Expansion and growth by manufacturers is driving growth, which sometimes means dealers get opportunities whether they’re ready or not. “They’re forcing people who are in business to improve their game,” Rott says.
He says to the manufacturers, you’re only as good as your servicing dealer.
“The manufacturers are relying on dealers to be better and they’re allowing opportunities to those dealers who do invest in systems, people, things that allow you to have success.”
Manufacturers have a polished story. But good products still need a servicing dealer; the dealer network still controls the market. Some dealers want to be good but don’t know how.
“That’s where we come in,” Rott says. “You have to have an understanding of business.

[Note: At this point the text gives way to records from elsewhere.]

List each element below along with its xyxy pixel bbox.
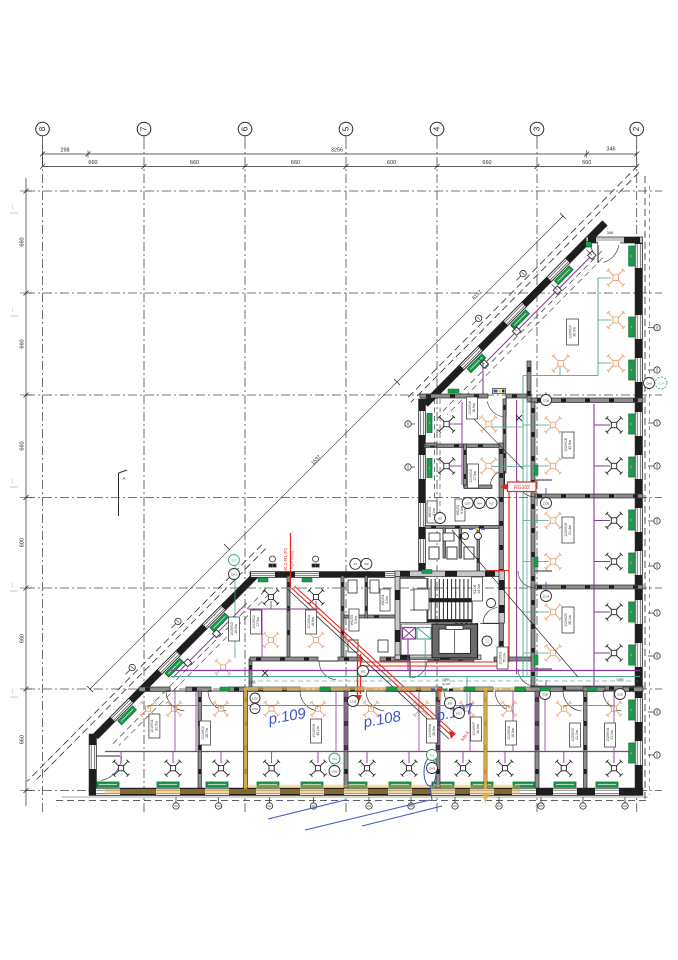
svg-text:4: 4 [432,126,441,131]
svg-text:660: 660 [88,160,97,166]
svg-text:102/V/20: 102/V/20 [564,613,568,627]
svg-text:101/V/09: 101/V/09 [312,724,316,738]
svg-text:~·~: ~·~ [11,688,15,693]
svg-text:CH1: CH1 [231,572,237,576]
svg-text:660: 660 [20,237,26,246]
svg-text:600: 600 [20,538,26,547]
svg-text:21.0m: 21.0m [575,730,579,740]
svg-text:102/V/19: 102/V/19 [564,523,568,537]
svg-text:CO6: CO6 [542,692,549,696]
svg-text:CO5: CO5 [543,501,550,505]
svg-text:KL/06: KL/06 [473,584,477,593]
svg-text:CO1: CO1 [252,707,259,711]
svg-text:660: 660 [291,160,300,166]
svg-text:660: 660 [20,634,26,643]
svg-text:43.5m: 43.5m [568,440,572,450]
svg-text:660: 660 [582,160,591,166]
svg-text:101/V/11: 101/V/11 [150,719,154,732]
svg-text:ⓘ: ⓘ [485,638,489,643]
svg-text:W1: W1 [361,669,366,673]
svg-text:WLZ-R1-P2: WLZ-R1-P2 [283,547,288,572]
svg-text:101/V/16: 101/V/16 [468,401,472,415]
svg-text:26.9m: 26.9m [432,726,436,736]
svg-text:101/V/08: 101/V/08 [428,724,432,738]
svg-text:17.5m: 17.5m [256,617,260,627]
svg-text:WC/02: WC/02 [428,507,432,517]
svg-text:101/V/13: 101/V/13 [230,622,234,636]
svg-text:CH3: CH3 [429,766,435,770]
svg-text:21.4m: 21.4m [568,525,572,535]
svg-text:298: 298 [60,148,69,154]
svg-text:5.5m: 5.5m [354,616,358,624]
svg-text:30.5m: 30.5m [155,721,159,731]
svg-text:CO2: CO2 [617,692,624,696]
svg-text:660: 660 [20,441,26,450]
svg-text:101/V/12: 101/V/12 [252,615,256,629]
svg-text:28.1m: 28.1m [568,615,572,625]
svg-text:18.6m: 18.6m [311,617,315,627]
svg-text:WC/05: WC/05 [350,615,354,625]
svg-text:CO7: CO7 [465,501,472,505]
svg-text:102/V/18: 102/V/18 [564,438,568,452]
svg-text:660: 660 [482,160,491,166]
svg-text:RG102: RG102 [514,485,530,491]
svg-text:366: 366 [607,230,614,235]
svg-text:101/V/14: 101/V/14 [307,615,311,629]
svg-text:101/V/07: 101/V/07 [472,722,476,736]
svg-text:101/V/15: 101/V/15 [469,469,473,483]
svg-text:CO8: CO8 [543,398,550,402]
svg-text:6: 6 [240,126,249,131]
svg-text:16.5m: 16.5m [234,624,238,634]
svg-text:5: 5 [341,126,350,131]
svg-text:PG: PG [448,701,453,705]
svg-text:43.0m: 43.0m [316,726,320,736]
svg-text:101/V/06: 101/V/06 [507,726,511,740]
svg-text:S14: S14 [658,382,664,386]
svg-text:101/V/10: 101/V/10 [201,726,205,740]
svg-text:P3: P3 [430,753,434,757]
svg-text:102/V/04: 102/V/04 [606,728,610,742]
svg-text:4p205: 4p205 [442,682,451,686]
svg-text:2: 2 [632,126,641,131]
svg-text:75.0m: 75.0m [503,653,507,663]
svg-text:A3: A3 [353,562,357,566]
svg-text:36.9m: 36.9m [573,327,577,337]
svg-text:SPR: SPR [248,681,256,685]
svg-text:101/V/01: 101/V/01 [498,651,502,665]
svg-text:16.9m: 16.9m [472,403,476,413]
svg-text:SPR: SPR [616,678,624,682]
svg-text:3: 3 [532,126,541,131]
svg-text:~·~: ~·~ [11,582,15,587]
svg-text:W4: W4 [477,501,482,505]
svg-text:W2: W2 [364,562,369,566]
svg-text:7: 7 [139,126,148,131]
svg-text:3256: 3256 [331,148,343,154]
svg-text:4.2m: 4.2m [385,596,389,604]
svg-text:660: 660 [190,160,199,166]
svg-text:14.3m: 14.3m [477,584,481,594]
svg-text:660: 660 [20,735,26,744]
svg-text:~·~: ~·~ [11,204,15,209]
svg-text:A: A [122,476,125,481]
svg-text:CH6: CH6 [646,381,652,385]
svg-text:8: 8 [38,126,47,131]
svg-text:WC/04: WC/04 [381,595,385,605]
svg-text:16.9m: 16.9m [476,724,480,734]
svg-text:21.0m: 21.0m [610,730,614,740]
svg-text:CO3: CO3 [350,699,357,703]
svg-text:W3: W3 [332,757,337,761]
svg-text:~·~: ~·~ [11,478,15,483]
svg-text:WC/03: WC/03 [456,505,460,515]
svg-text:16.9m: 16.9m [511,728,515,738]
svg-text:102/V/05: 102/V/05 [571,728,575,742]
svg-text:AŻ: AŻ [438,515,442,520]
svg-text:YDY 5x10: YDY 5x10 [290,550,295,569]
svg-text:~·~: ~·~ [11,307,15,312]
svg-text:102/V/17: 102/V/17 [568,325,572,339]
svg-text:346: 346 [606,147,615,153]
svg-text:KS: KS [489,501,493,505]
svg-text:CO4: CO4 [543,594,550,598]
svg-text:CH2: CH2 [331,769,337,773]
svg-text:LO2: LO2 [252,696,258,700]
svg-text:28.7m: 28.7m [205,728,209,738]
svg-text:660: 660 [20,339,26,348]
svg-text:17.5m: 17.5m [473,471,477,481]
svg-text:SP: SP [232,558,236,562]
svg-text:600: 600 [387,160,396,166]
svg-text:KG1: KG1 [456,711,462,715]
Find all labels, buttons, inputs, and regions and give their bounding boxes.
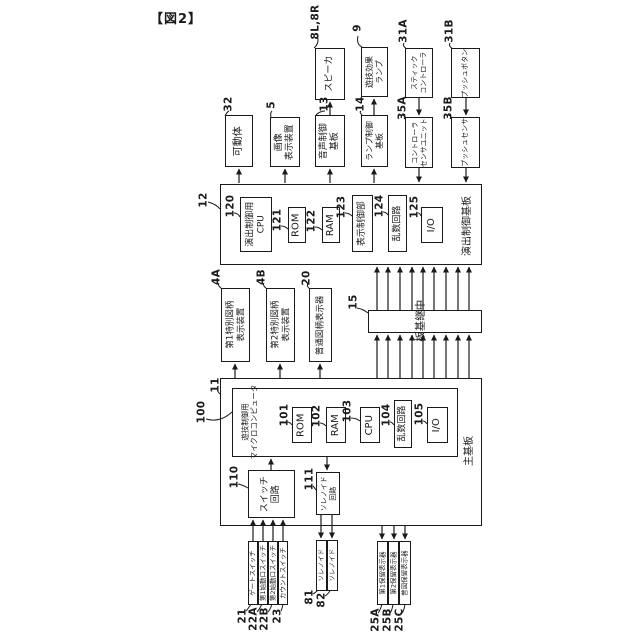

If a client doesn’t know what their market is, I have to fly home and then I have to come back when they know what they’re talking about. That forces a business owner to think about the business.”
“You’re thinking about how do I connect with the customer of the future.”
Some of the biggest distributors in the game still struggle to handle certain areas such as staff development, revenue and profitability sales. Some businesses are so laser-focused on fleet that they don’t know how to get into anything else. They become paralysed. Fleet is shrinking, but other opportunities are growing – if you can adjust.
In terms of other advice Rott gives, much of it is straightforward and not unique to the golf car business. You buy from people you trust.
“Aligning yourself with really great people, with great suppliers and great customers – it doesn’t need to be patented,” Rott says. “You could take that into selling coffee mugs.
“Every one of your dealers … is a customer. Then they resell it to another customer.” “At the end of the day, my title is customer. Then it’s reseller. It’s really important that we understand our place in the food chain. When you understand your place in the food chain, you can really grow your business.”
Another good-for-any-business piece of advice he offers is this: know every single aspect of your business. That’s one he came by honestly, starting in the family business at 14, in charge of sweeping up and cleaning toilets.
“I’ve held and/or created every position inside my company,” he says. “I’ve driven a truck, I’ve built cars on the line. I’ve delivered them, I’ve sold them. I’ve sold parts.” The list goes on but suffice to say, he has firsthand knowledge of every job at Cart Mart.
In terms of staff, he encourages his people to start at the bottom and work up.
It’s something that happens quite a bit at Cart Mart. In 2018, two employees celebrated 40-year anniversaries at the company. But even when people move on, Rott’s proud that they often stay in the industry. The industry needs good people, and if he can train workers who then go on to do good work elsewhere, that’s great too.
And finally, hey, remember that golf cars are cool.
“You have to enjoy what you do,” he says. “You have to have fun.”